“Everyone has a photographic memory. Some just don’t have film.”
~ Steven Wright
I have a terrible memory. And I can’t even blame it on old age or motherhood because I’ve always had a terrible memory. I hated every history class I took in high school, not because I didn’t enjoy learning about the past, but because I couldn’t stand being forced to memorize names, dates, and locations. Memorizing was painful for me. And sadly, all those names and dates and locations that were crammed into my short term memory before a test all evaporated shortly after I spit them out on paper.
Of course it’s only gotten worse as I’ve gotten older. I’ve tried doing all those tricks that experts say will help keep our memories sharp as we age, but they don’t seem to help. I’ve played word and number games like crossword puzzles and Sudoku. I use both sides of my brain by periodically getting out of bed on the opposite side or brushing my teeth with my non dominant hand. I exercise regularly, I get plenty of sleep, and I eat relatively well. Nothing works. My memory still stinks.
Most of the time I remember that I forget. I’m aware that I’m forgetful so I make sure I’m prepared to compensate for it. I’m rarely caught without a pen and Post-It notes. I update both a calendar and a daily planner. I send emails to myself. And most recently, Mr. Roller Coaster bought me a digital voice recorder for those times when I’m unable to jot things down. I may have a terrible memory, but at least I remember that I forget.
But then there are times that I don’t remember that I forget, times when my memory is so atrocious that I actually forget that I remember. Case in point, last night I had just allowed my body to totally shut down in bed when I realized I forgot to turn off the hall light. So I groaned, got up, and turned off the light. On my way back to my room I realized I had forgotten to turn down the thermostat too, so I took care of that and patted myself on the back for killing 2 birds with 1 trip to the hallway. I crawled back into bed, grabbed my book, and got 3 sentences in when I thought, “Oh man, I forgot to turn down the thermostat.” Another groan and I’m back in the hallway, only to realize that I had indeed already turned it down. How could I have forgotten that I remembered the last time I got up?! Yes, my memory is that bad.
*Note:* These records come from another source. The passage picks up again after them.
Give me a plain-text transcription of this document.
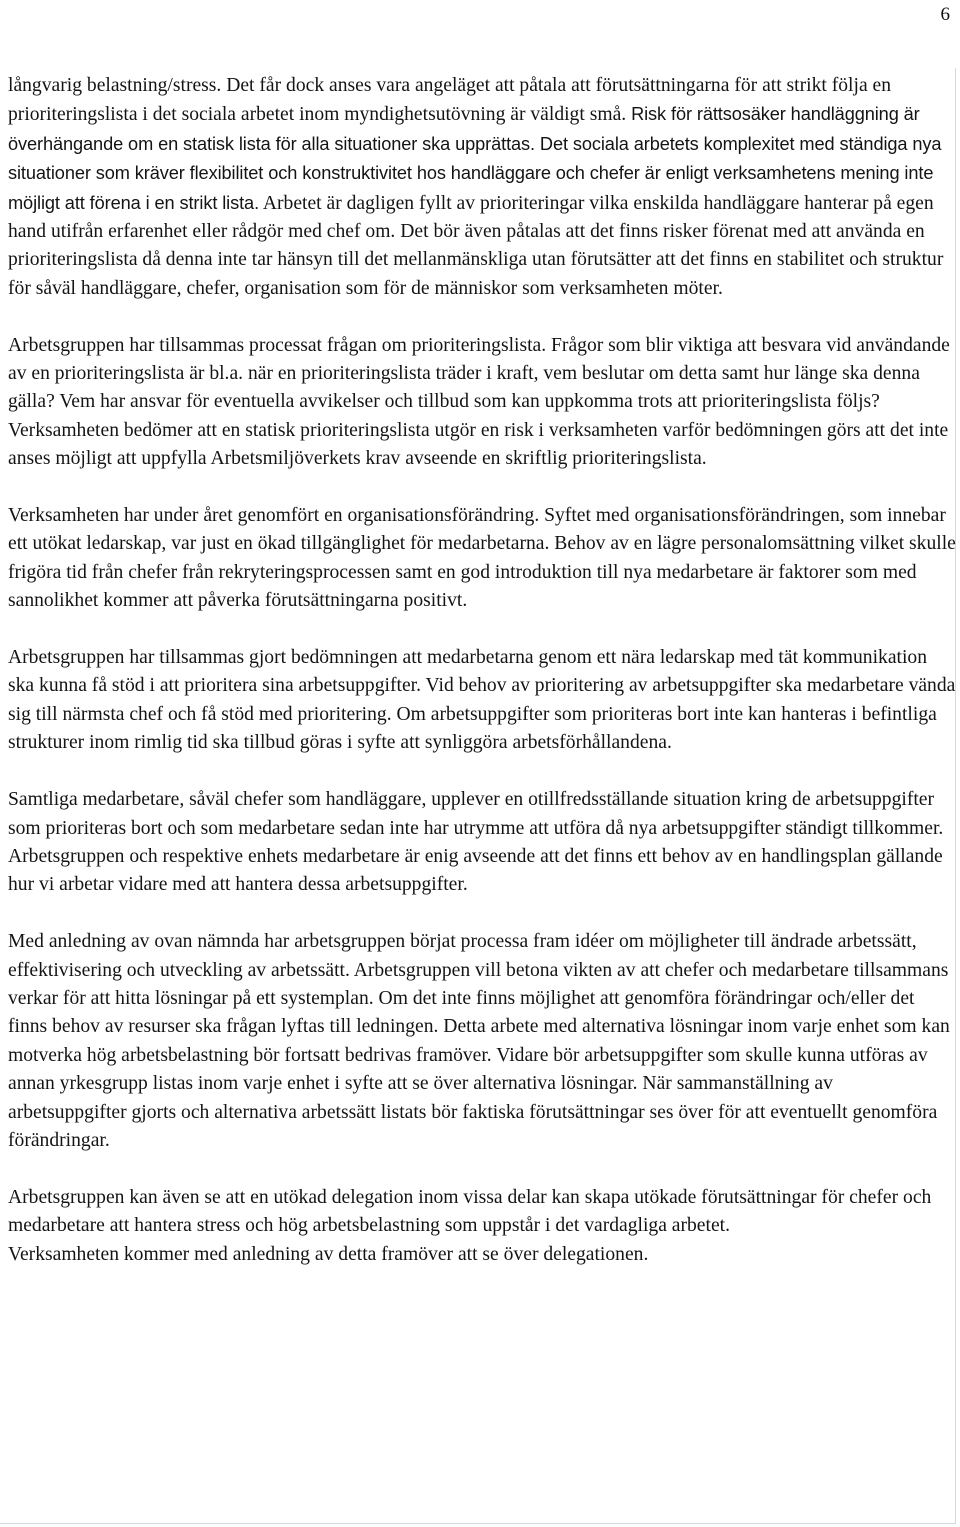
6

långvarig belastning/stress. Det får dock anses vara angeläget att påtala att förutsättningarna för att strikt följa en prioriteringslista i det sociala arbetet inom myndighetsutövning är väldigt små. Risk för rättsosäker handläggning är överhängande om en statisk lista för alla situationer ska upprättas. Det sociala arbetets komplexitet med ständiga nya situationer som kräver flexibilitet och konstruktivitet hos handläggare och chefer är enligt verksamhetens mening inte möjligt att förena i en strikt lista. Arbetet är dagligen fyllt av prioriteringar vilka enskilda handläggare hanterar på egen hand utifrån erfarenhet eller rådgör med chef om. Det bör även påtalas att det finns risker förenat med att använda en prioriteringslista då denna inte tar hänsyn till det mellanmänskliga utan förutsätter att det finns en stabilitet och struktur för såväl handläggare, chefer, organisation som för de människor som verksamheten möter.

Arbetsgruppen har tillsammas processat frågan om prioriteringslista. Frågor som blir viktiga att besvara vid användande av en prioriteringslista är bl.a. när en prioriteringslista träder i kraft, vem beslutar om detta samt hur länge ska denna gälla? Vem har ansvar för eventuella avvikelser och tillbud som kan uppkomma trots att prioriteringslista följs? Verksamheten bedömer att en statisk prioriteringslista utgör en risk i verksamheten varför bedömningen görs att det inte anses möjligt att uppfylla Arbetsmiljöverkets krav avseende en skriftlig prioriteringslista.

Verksamheten har under året genomfört en organisationsförändring. Syftet med organisationsförändringen, som innebar ett utökat ledarskap, var just en ökad tillgänglighet för medarbetarna. Behov av en lägre personalomsättning vilket skulle frigöra tid från chefer från rekryteringsprocessen samt en god introduktion till nya medarbetare är faktorer som med sannolikhet kommer att påverka förutsättningarna positivt.

Arbetsgruppen har tillsammas gjort bedömningen att medarbetarna genom ett nära ledarskap med tät kommunikation ska kunna få stöd i att prioritera sina arbetsuppgifter. Vid behov av prioritering av arbetsuppgifter ska medarbetare vända sig till närmsta chef och få stöd med prioritering. Om arbetsuppgifter som prioriteras bort inte kan hanteras i befintliga strukturer inom rimlig tid ska tillbud göras i syfte att synliggöra arbetsförhållandena.

Samtliga medarbetare, såväl chefer som handläggare, upplever en otillfredsställande situation kring de arbetsuppgifter som prioriteras bort och som medarbetare sedan inte har utrymme att utföra då nya arbetsuppgifter ständigt tillkommer. Arbetsgruppen och respektive enhets medarbetare är enig avseende att det finns ett behov av en handlingsplan gällande hur vi arbetar vidare med att hantera dessa arbetsuppgifter.

Med anledning av ovan nämnda har arbetsgruppen börjat processa fram idéer om möjligheter till ändrade arbetssätt, effektivisering och utveckling av arbetssätt. Arbetsgruppen vill betona vikten av att chefer och medarbetare tillsammans verkar för att hitta lösningar på ett systemplan. Om det inte finns möjlighet att genomföra förändringar och/eller det finns behov av resurser ska frågan lyftas till ledningen. Detta arbete med alternativa lösningar inom varje enhet som kan motverka hög arbetsbelastning bör fortsatt bedrivas framöver. Vidare bör arbetsuppgifter som skulle kunna utföras av annan yrkesgrupp listas inom varje enhet i syfte att se över alternativa lösningar. När sammanställning av arbetsuppgifter gjorts och alternativa arbetssätt listats bör faktiska förutsättningar ses över för att eventuellt genomföra förändringar.

Arbetsgruppen kan även se att en utökad delegation inom vissa delar kan skapa utökade förutsättningar för chefer och medarbetare att hantera stress och hög arbetsbelastning som uppstår i det vardagliga arbetet.

Verksamheten kommer med anledning av detta framöver att se över delegationen.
I’ve resigned myself to the fact that my memory is as fleeting as my 3-year-old daughter’s. I will never remember being alive before the age of 7. I will never remember any item on my grocery list if, heaven forbid, I leave the list at home. I will never remember my own cell phone number. I will never remember details unless I write them down. And I will certainly never remember all those history facts I memorized in high school. But hopefully I’ll remember the important things in life.
And if not, at least I have my blog, a digital camera, my newly discovered diary from 1989, and plenty of Post-It notes to help me along the way.
Do you have a sharp memory or are you like me who can’t remember anything?